Reactive surface hoar layer with many rider triggered avalanches! The storm hit with strong winds and has slabbed up the snow. Combined with mild temperatures, the slab over the surface hoar layer will be more cohesive and propagation will increase.
Weather Forecast
Unsettled weather will persist into Tuesday with light snow and cloud. Temperatures are on a cooling trend and winds will be tapering down as a ridge of high pressure builds over the southern half of the Province into Wednesday.
Snowpack Summary
Close to 20cm of new snow overnight bringing recent storm snow to 45cm overtop the widespread Jan 15 surface hoar layer and crust on solar aspects. Expecting wind effected snow at higher elevations. The Dec 17 surface hoar layer is down 90-130cm overlying a crust below 2100m.
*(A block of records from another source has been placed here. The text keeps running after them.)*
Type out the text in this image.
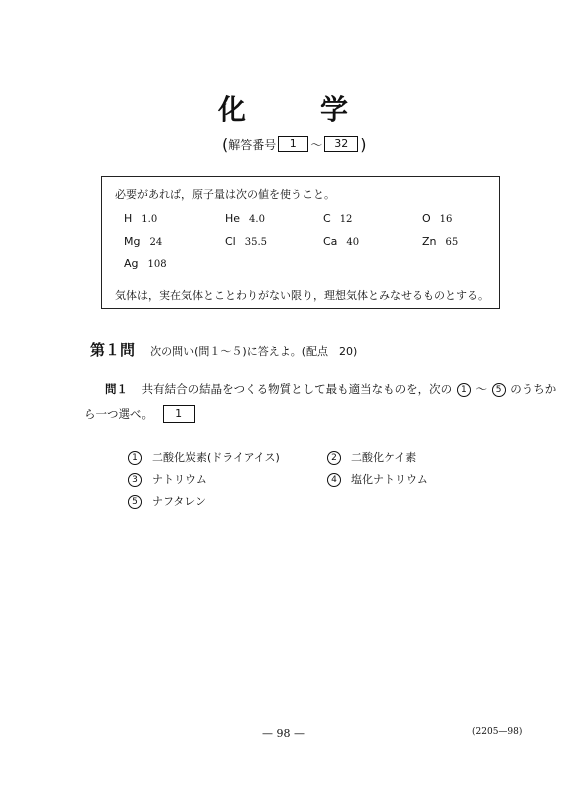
化	学
( 解答番号	1	～	32 )
必要があれば，原子量は次の値を使うこと。
H 1.0	He 4.0	C 12	O 16
Mg 24	Cl 35.5	Ca 40	Zn 65
Ag 108
気体は，実在気体とことわりがない限り，理想気体とみなせるものとする。
第１問 次の問い(問１～５)に答えよ。(配点　20)
問１ 共有結合の結晶をつくる物質として最も適当なものを，次の 1 ～ 5 のうちか
ら一つ選べ。 1
1 二酸化炭素(ドライアイス)	2 二酸化ケイ素
3 ナトリウム	4 塩化ナトリウム
5 ナフタレン
— 98 —	(2205—98)
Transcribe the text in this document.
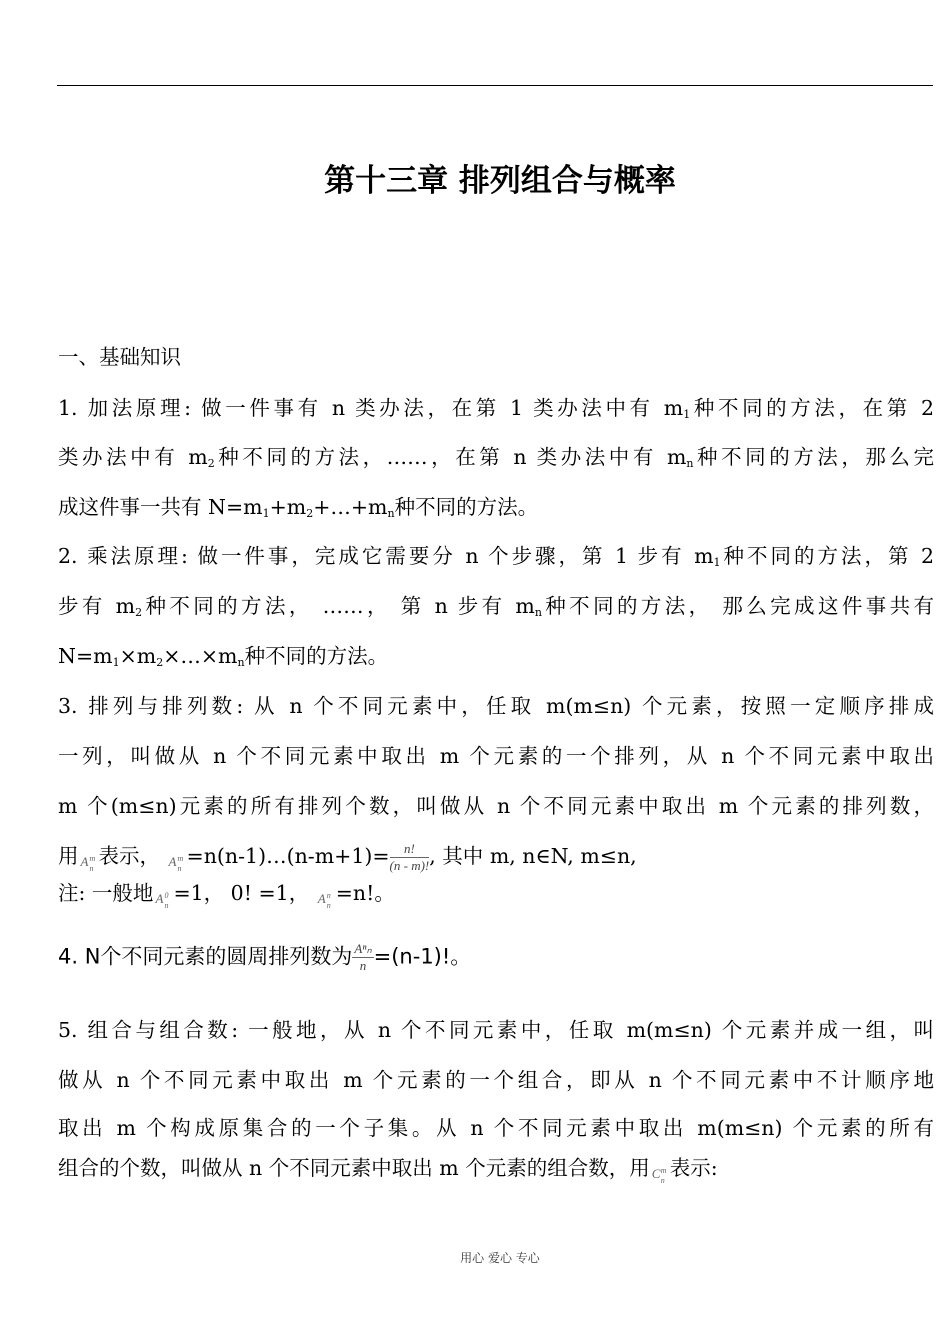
第十三章 排列组合与概率
一、基础知识
1. 加法原理: 做一件事有 n 类办法，在第 1 类办法中有 $m_1$种不同的方法，在第 2
类办法中有 $m_2$种不同的方法，……，在第 n 类办法中有 $m_n$种不同的方法，那么完
成这件事一共有 $N=m_1+m_2+\dots+m_n$种不同的方法。
2. 乘法原理: 做一件事，完成它需要分 n 个步骤，第 1 步有 $m_1$种不同的方法，第 2
步有 $m_2$种不同的方法， ……， 第 n 步有 $m_n$种不同的方法， 那么完成这件事共有
$N=m_1\times m_2\times\dots\times m_n$种不同的方法。
3. 排列与排列数: 从 n 个不同元素中，任取 m(m≤n) 个元素，按照一定顺序排成
一列，叫做从 n 个不同元素中取出 m 个元素的一个排列，从 n 个不同元素中取出
m 个(m≤n)元素的所有排列个数，叫做从 n 个不同元素中取出 m 个元素的排列数，
用 A m
n
表示， A m
n
=n(n-1)…(n-m+1)= $\frac{n!}{(n - m)!}$ , 其中 m, n∈N, m≤n,
注: 一般地 A 0
n
=1， 0! =1， A n
n
=n!。
4. N个不同元素的圆周排列数为 $\frac{\text{Aⁿₙ}}{n} =(n-1)$!。
5. 组合与组合数: 一般地，从 n 个不同元素中，任取 m(m≤n) 个元素并成一组，叫
做从 n 个不同元素中取出 m 个元素的一个组合，即从 n 个不同元素中不计顺序地
取出 m 个构成原集合的一个子集。从 n 个不同元素中取出 m(m≤n) 个元素的所有
组合的个数，叫做从 n 个不同元素中取出 m 个元素的组合数，用 C m
n
表示:
用心 爱心 专心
The Nov 9 crust is a basal layer at the bottom of the snowpack.
Avalanche Summary
Backcountry users and field teams reporting several remote and rider triggered avalanches to size 1.5 down 20-50cm running on the Jan 15 surface hoar layer. Cheops North 4,natural avalanche dusted two riders on the uptrack. Natural avalanche cycle up to size 3.0 within the highway corridor began yesterday afternoon and into early this morning.
Confidence
Due to the number of field observations
Problems
Storm Slabs
Storm Slab avalanches are the release of a cohesive layer (a slab) of new snow that breaks within new snow or on the old snow surface. Storm-slabs typically last between a few hours and few days (following snowfall). Storm-slabs that form over a persistent weak layer (surface hoar, depth hoar, or near-surface facets) may be termed Persistent Slabs or may develop into Persistent Slabs.
Persistent Slabs
Persistent Slab avalanches are the release of a cohesive layer of snow (a slab) in the middle to upper snowpack, when the bond to an underlying persistent weak layer breaks. Persistent layers include: surface hoar, depth hoar, near-surface facets, or faceted snow. Persistent weak layers can continue to produce avalanches for days, weeks or even months, making them especially dangerous and tricky. As additional snow and wind events build a thicker slab on top of the persistent weak layer, this avalanche problem may develop into a Deep Persistent Slab.